Comme vous pouvez le voir dans la vidéo ci-dessous, pour cette action, des membres du mouvement basé au Maroc et les deux fondatrices de “Clit Revolution”, Elvire Duvelle-Charles et Sarah Constantin, ont collé des serviettes hygiéniques sur la façade du ministère de la Santé à Rabat. Des serviettes tachées de faux sang et sur lesquelles étaient écrites des messages comme “Mon corps m’appartient”, “Le droit à l’avortement est un droit fondamental à l’égalité”, “Ma vulve, mon utérus, ma décision”, ou encore “Mon corps, mes règles”:

“Le tournage a duré quinze heures”, explique au HuffPost Maroc Betty Lachgar, porte-parole du Mouvement M.A.L.I. “On était une petite dizaine, on a préparé les serviettes hygiénique, le faux sang, les slogans, etc,... et l’action s’est elle  passée vers minuit devant le ministèr, ce qui n’a pas été évident vu que nous avions une grosse caméra avec nous”.

Le happening s’est donc fait rapidement, le gardien de nuit ayant surpris le groupe au moment du collage des serviettes hygiéniques: “On n’a pas eu trop d’embêtement, mais au moment du collage, le gardien de nuit est sorti. Du coup, on a dû faire très vite. Je ne pense pas qu’il ait appelé la police, d’ailleurs”, poursuit Betty Lachgar.

“C’était rapide mais c’est important pour la symbolique et le message que fait passer “Clit Revolution” et M.A.L.I”. “Clit Revolution” diffusera le 16 mai prochain un épisode sur cette action à l’occasion de leur “road-trip documentaire aux quatre coins du monde pour rencontrer des héroïnes qui défient les normes et se réapproprient leur sexualité”. 

M.A.L.I de son côté mène régulièrement des activités féministes et pro-avortement. Il y a quelques mois, les membres du mouvement publiaient un communiqué dans lequel ils faisaient part de leur “consternation” face à la décision du ministère de la Santé de suspendre l’autorisation de mise sur le marché (AMM) de Artotec, un médicament utilisé par des femmes pour avorter.

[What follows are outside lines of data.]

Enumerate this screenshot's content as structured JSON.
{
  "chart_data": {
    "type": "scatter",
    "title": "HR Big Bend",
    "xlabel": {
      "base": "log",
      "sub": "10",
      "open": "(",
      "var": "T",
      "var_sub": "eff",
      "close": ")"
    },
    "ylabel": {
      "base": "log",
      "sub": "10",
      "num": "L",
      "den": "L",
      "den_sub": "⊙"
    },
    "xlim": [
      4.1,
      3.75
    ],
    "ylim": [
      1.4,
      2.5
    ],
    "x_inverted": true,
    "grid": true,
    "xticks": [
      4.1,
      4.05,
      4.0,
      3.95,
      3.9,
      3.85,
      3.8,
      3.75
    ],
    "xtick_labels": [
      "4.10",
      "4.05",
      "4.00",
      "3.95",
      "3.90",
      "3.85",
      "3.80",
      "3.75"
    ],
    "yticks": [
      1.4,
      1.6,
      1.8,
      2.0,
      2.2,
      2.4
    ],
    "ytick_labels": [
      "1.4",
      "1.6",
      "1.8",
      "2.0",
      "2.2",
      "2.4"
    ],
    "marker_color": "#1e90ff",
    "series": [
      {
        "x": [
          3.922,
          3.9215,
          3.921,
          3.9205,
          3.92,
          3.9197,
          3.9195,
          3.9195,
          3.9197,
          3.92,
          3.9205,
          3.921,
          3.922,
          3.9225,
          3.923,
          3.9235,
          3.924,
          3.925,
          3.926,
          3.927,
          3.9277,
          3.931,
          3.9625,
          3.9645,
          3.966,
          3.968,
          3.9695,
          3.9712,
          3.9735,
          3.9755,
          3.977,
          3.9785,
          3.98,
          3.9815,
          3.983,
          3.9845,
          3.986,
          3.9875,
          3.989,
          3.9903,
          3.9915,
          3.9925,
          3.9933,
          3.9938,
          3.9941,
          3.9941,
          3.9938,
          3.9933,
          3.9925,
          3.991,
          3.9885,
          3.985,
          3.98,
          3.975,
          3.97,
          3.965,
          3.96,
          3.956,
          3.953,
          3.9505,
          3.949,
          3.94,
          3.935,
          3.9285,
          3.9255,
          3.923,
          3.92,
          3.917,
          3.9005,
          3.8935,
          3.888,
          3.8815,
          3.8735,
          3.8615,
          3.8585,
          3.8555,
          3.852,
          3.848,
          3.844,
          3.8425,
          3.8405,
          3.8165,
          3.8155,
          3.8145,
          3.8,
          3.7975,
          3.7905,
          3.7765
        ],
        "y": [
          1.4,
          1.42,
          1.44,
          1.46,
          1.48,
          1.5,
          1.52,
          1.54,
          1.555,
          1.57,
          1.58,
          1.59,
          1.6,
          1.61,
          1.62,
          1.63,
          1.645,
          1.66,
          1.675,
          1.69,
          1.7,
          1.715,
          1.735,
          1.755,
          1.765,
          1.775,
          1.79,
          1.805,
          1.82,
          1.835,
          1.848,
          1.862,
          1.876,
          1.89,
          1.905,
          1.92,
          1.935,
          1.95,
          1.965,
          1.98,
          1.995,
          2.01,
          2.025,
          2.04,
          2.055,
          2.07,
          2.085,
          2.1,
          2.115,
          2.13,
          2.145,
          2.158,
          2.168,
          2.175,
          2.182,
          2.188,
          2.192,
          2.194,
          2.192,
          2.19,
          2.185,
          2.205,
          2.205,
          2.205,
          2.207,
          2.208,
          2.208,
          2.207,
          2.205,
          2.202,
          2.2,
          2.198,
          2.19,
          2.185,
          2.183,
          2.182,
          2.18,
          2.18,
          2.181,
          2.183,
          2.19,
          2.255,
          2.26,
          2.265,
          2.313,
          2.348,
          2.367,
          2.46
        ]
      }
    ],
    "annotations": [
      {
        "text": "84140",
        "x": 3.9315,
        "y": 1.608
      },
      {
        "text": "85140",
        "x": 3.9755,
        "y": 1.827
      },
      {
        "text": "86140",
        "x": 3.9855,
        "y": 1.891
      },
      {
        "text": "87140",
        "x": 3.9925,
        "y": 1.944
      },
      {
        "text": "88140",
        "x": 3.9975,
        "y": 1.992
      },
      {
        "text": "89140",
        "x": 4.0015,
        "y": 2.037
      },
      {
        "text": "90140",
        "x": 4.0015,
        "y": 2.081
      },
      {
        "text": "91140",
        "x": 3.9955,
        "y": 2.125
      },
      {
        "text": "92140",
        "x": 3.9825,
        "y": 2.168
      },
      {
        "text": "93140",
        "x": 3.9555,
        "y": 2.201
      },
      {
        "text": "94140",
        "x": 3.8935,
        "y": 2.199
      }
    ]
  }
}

“Nous considérons que la législation répressive criminalisant le recours à l’avortement engendre de graves violations du droit des femmes”, rappelle un récent communiqué du mouvement, partagé suite à l’action symbolique menée au ministère de la Santé. “M.A.L.I. lutte en faveur d’un droit à l’avortement pour TOUTES! Il est question d’égalité entre toutes les femmes tenant compte de la diversité des réalités, et qui met en avant la notion du choix, quel qu’il soit, sans jugement ni contrainte. La notion du choix dans le domaine des droits sexuels et reproductifs dépasse la seule question de l’avortement, cela sous-entend d’avoir accès à une éducation sexuelle et à des moyens de contraception adaptés”, poursuit le communiqué, qui invite “la société civile, particulièrement les organisations féministes, à se mobiliser autour de la question du droit à l’avortement comme droit fondamental” et appelle à “l’abrogation de ces lois liberticides et sexistes”. 

L’avortement est toujours interdit au Maroc, sauf dans le cas où la santé de la femme est en danger. Malgré la soumission d’un projet de loi à la Chambre des représentants en juin 2016 pour élargir les cas d’autorisation de l’IVG, la loi n’a toujours pas été adoptée.

Le projet de loi prévoit l’autorisation de l’avortement lorsque la grossesse représente un danger pour la vie de la mère ou sa santé, lorsque la grossesse est générée par un viol ou un inceste, lorsque la mère est atteinte d’une maladie liée à un déséquilibre mental, ou lorsque le fœtus est atteint de maladies ou de malformations génétiques graves ne pouvant être traitées au moment où elles sont diagnostiquées.